Dear Anh, thank your for the interest on the case. Atypical spindle cell lipomatous tumor is a controversial entity with a high interobserver variability. In my department, for performing such a diagnosis we search for a component of atypical cells (at least focally) and univacuolated lipoblasts (ice cream cone like, PS100 +) and CGH would show a more complex profile than spindle cell lipoma or in some cases a flat profile. Although the latter is based solely in our experience.

As you remark, the absence of CGH analysis in the paper of Marino Enriquez et al. raises some issues as we cannot exclude that many cases of the series could actually correspond to spindle cell lipomas or rare atypical lipomatous tumors/dedifferentiated liposarcomas with amplification of alternative genes (MDM4, etc. seen in around 1% of cases).

On the issue of spindle cell lipoma/atypical lipomatous tumor i recommend you the following papers: DOI 10.1007/s00428-014-1568-8  and  10.1007/s00428-014-1568-8. As you will see, the team of Thomas Mentzel reports deletions of RCBTB2 and ITM2B (flanking genes of RB1) in atypical spindle cell lipomatous tumors compared to spindle cell lipoma.
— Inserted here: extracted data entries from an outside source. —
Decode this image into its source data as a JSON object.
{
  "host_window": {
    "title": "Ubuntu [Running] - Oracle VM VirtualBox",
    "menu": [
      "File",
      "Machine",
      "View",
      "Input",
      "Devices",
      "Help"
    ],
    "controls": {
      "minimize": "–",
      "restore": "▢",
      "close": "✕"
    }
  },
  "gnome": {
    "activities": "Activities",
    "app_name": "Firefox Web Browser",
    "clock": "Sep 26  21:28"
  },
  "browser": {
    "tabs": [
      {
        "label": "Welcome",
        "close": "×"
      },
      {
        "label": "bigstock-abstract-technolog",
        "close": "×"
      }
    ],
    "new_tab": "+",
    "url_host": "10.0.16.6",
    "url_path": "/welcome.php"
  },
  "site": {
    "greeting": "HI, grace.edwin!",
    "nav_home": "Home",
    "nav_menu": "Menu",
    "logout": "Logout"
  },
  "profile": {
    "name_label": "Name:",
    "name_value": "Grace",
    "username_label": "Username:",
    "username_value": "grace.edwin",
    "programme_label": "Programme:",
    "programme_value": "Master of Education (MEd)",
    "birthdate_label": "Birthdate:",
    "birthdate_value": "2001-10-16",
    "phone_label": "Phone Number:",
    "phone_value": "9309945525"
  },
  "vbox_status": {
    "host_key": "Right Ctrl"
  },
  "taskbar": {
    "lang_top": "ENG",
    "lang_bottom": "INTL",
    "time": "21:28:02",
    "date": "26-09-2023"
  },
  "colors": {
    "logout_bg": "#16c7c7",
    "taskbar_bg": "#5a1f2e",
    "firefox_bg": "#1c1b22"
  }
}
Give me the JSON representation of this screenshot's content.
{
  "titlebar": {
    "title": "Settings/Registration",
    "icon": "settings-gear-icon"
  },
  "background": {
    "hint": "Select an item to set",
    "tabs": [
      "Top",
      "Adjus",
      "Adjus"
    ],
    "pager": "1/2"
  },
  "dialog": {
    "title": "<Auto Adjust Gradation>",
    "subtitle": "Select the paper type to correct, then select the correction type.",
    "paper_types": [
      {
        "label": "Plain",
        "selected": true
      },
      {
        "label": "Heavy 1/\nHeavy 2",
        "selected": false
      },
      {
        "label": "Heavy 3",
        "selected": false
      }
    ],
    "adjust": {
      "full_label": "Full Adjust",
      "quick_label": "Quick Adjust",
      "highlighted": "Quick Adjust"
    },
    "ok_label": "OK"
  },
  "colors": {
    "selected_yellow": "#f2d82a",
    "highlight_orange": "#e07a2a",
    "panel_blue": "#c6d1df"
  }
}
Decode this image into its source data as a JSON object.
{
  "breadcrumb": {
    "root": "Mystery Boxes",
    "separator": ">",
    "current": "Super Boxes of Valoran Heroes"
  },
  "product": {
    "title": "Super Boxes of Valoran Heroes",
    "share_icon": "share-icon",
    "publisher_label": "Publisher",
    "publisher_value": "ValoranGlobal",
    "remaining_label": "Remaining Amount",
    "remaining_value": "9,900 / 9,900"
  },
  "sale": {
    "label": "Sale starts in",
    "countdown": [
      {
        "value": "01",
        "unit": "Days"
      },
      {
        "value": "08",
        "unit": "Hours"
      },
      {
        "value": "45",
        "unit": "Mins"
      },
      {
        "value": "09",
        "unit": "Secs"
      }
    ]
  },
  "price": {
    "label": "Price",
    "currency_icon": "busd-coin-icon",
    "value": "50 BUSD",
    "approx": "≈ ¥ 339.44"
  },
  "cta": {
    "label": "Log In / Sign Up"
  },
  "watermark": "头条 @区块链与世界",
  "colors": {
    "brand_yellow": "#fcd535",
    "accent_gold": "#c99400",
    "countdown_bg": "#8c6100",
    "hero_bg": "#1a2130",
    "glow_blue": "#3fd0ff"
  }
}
I must confess that I do not know if those genes are deleted in this case (will try to see if the CGH that we perform includes them in the analysis). Once again, in our department, the CGH profiles that we see in cases fitting the morphological criteria of ASLT are rather different.

To sum up, in rare cases showing the morphological and immunohistochemical features depicted in this case I think we should perform more complex studies (particularly CGH) for a better understanding of these rare neoplasm. In particular it helps to support that the lesion is benign with a small chance of local recurrence and that the surgical excision is sufficient.